まとまり日記

業績をあげるために研究成果を発表する哲学者や歴史学者は、紙を無駄づかいしたり同僚をうんざりさせたりすること以外にはほとんど害をなさない(『動物の解放』人文書院、101頁)

酸素の発見についての四冊

科学史」の授業のために酸素の発見史についていくつか読んだので、その感想。ただし酸素の発見史に一冊すべて充てている本は日本語ではないと思うので、以下の感想は「化学史の入門書の中で酸素の発見史の部分に関するもの」ということになる。

化学史への招待

化学史への招待

今回紹介する本の中ではこれが一番勧められる。この本は日本の化学史家が化学史のトピックについて書いたものをまとめたもので、酸素の発見史は一章を充てられている。発見史の主要登場人物(シェーレ、プリーストリ、ラヴォアジエ)には一節以上割かれており、発見史の全体像を知る上ですぐれている(ただし各節は異なる化学史家によって書かれているので内容の重複はある)。またジェンダーと化学史の関わりとしてラヴォアジエ夫人にも一節を割かれていてその点も目配りがきいている。記述のレベルは平易で、化学の知識がほとんどなくてもついていける。

科学の真理は永遠に不変なのだろうか (BERET SCIENCE)

科学の真理は永遠に不変なのだろうか (BERET SCIENCE)

  • 作者: 中根美知代,小山俊士,三村太郎,矢島道子,中澤聡,隠岐さや香,河野俊哉,有賀暢迪,大谷卓史溝口元
  • 出版社/メーカー: ベレ出版
  • 発売日: 2013/11/01
  • メディア: オンデマンド (ペーパーバック)
  • この商品を含むブログを見る

この本は若手の科学史家が科学史の様々な時点のトピックについて書いたもの。第6章「酸素はラヴォワジエによって『発見』されたのだろうか?」が酸素の発見に充てられている。上の本とは異なり一章で酸素の発見史についてまとめていることもあり、ラヴォアジエに焦点を当てている。記述は平易で読みやすい。ただ、題名からも示唆されるようにこの本は偶像破壊を目的にしているところがあり、それが少しいきすぎているように見受けられるところがあった。例えば結論部で「『酸素』は、ラヴォワジエによって『発見』されたのではなく、むしろ『新化学体系』の象徴として『発明』された言葉だと言えるのです」(152頁)とあるが、ここでは「酸素」という言葉が言葉自身とその指示対象の二重の意味を持って使われていて、初学者に向けて書くにはミスリーディングと思う。

科学史・科学論 ―科学技術の本質を考える―

科学史・科学論 ―科学技術の本質を考える―

この本は上の二冊と異なり一人の著者の単著である。各登場人物の実験や理論について上の二冊より詳しく書かれている。その分レベルは高く、初学者向けの授業でそのまま使うことはできない。また分量が多いので、全体の流れはやや見通しにくくなっている。ただし授業準備をするときにわからないところを確認するのには役に立った。

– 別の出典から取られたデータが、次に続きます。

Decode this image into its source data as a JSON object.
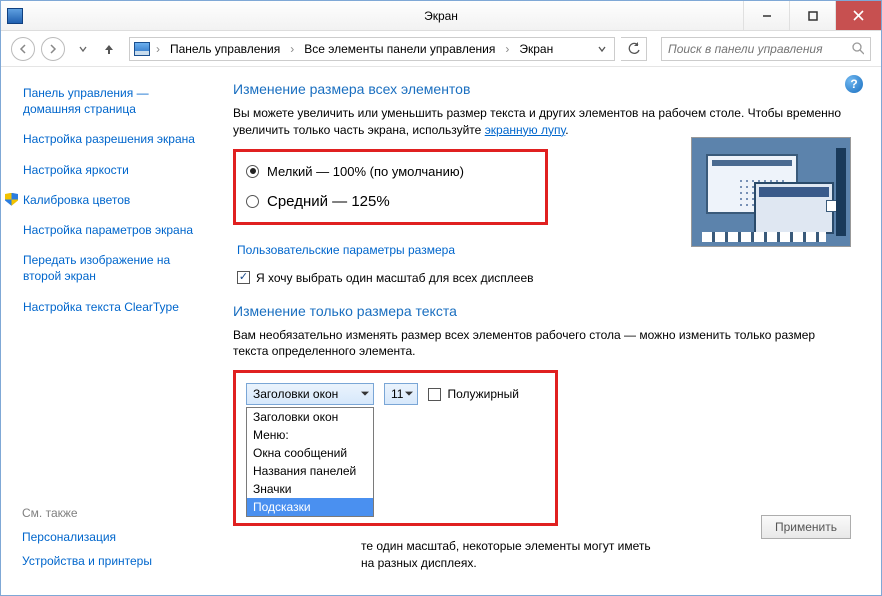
{
  "window": {
    "title": "Экран"
  },
  "winbtns": {
    "min": "—",
    "max": "□",
    "close": "×"
  },
  "breadcrumb": {
    "root": "Панель управления",
    "mid": "Все элементы панели управления",
    "leaf": "Экран"
  },
  "search": {
    "placeholder": "Поиск в панели управления"
  },
  "sidebar": {
    "items": [
      "Панель управления — домашняя страница",
      "Настройка разрешения экрана",
      "Настройка яркости",
      "Калибровка цветов",
      "Настройка параметров экрана",
      "Передать изображение на второй экран",
      "Настройка текста ClearType"
    ],
    "seeAlsoTitle": "См. также",
    "seeAlso": [
      "Персонализация",
      "Устройства и принтеры"
    ]
  },
  "main": {
    "heading1": "Изменение размера всех элементов",
    "desc1a": "Вы можете увеличить или уменьшить размер текста и других элементов на рабочем столе. Чтобы временно увеличить только часть экрана, используйте ",
    "desc1link": "экранную лупу",
    "radio1": "Мелкий — 100% (по умолчанию)",
    "radio2": "Средний — 125%",
    "customLink": "Пользовательские параметры размера",
    "oneScale": "Я хочу выбрать один масштаб для всех дисплеев",
    "heading2": "Изменение только размера текста",
    "desc2": "Вам необязательно изменять размер всех элементов рабочего стола — можно изменить только размер текста определенного элемента.",
    "comboSel": "Заголовки окон",
    "fontSize": "11",
    "bold": "Полужирный",
    "options": [
      "Заголовки окон",
      "Меню:",
      "Окна сообщений",
      "Названия панелей",
      "Значки",
      "Подсказки"
    ],
    "note1": "те один масштаб, некоторые элементы могут иметь",
    "note2": "на разных дисплеях.",
    "apply": "Применить",
    "help": "?"
  }
}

物質理論の探求―ニュートンからドールトンまで (岩波新書 青版 970)

物質理論の探求―ニュートンからドールトンまで (岩波新書 青版 970)

これは1970年代の著作で、上で取り上げた著者よりはだいぶ世代が上にあたる。全体としてはまとまりのない記述で、授業の準備に必要な「だれが酸素にかかわるどういう知見をいつ手に入れたのか」というわたしの知りたいことを理解するにはたいして役に立たなかった。(ただし後にニュートン錬金術のところを読むとそこはまとまった記述になっていたので、すべてがまとまりのない記述になっている訳ではない)。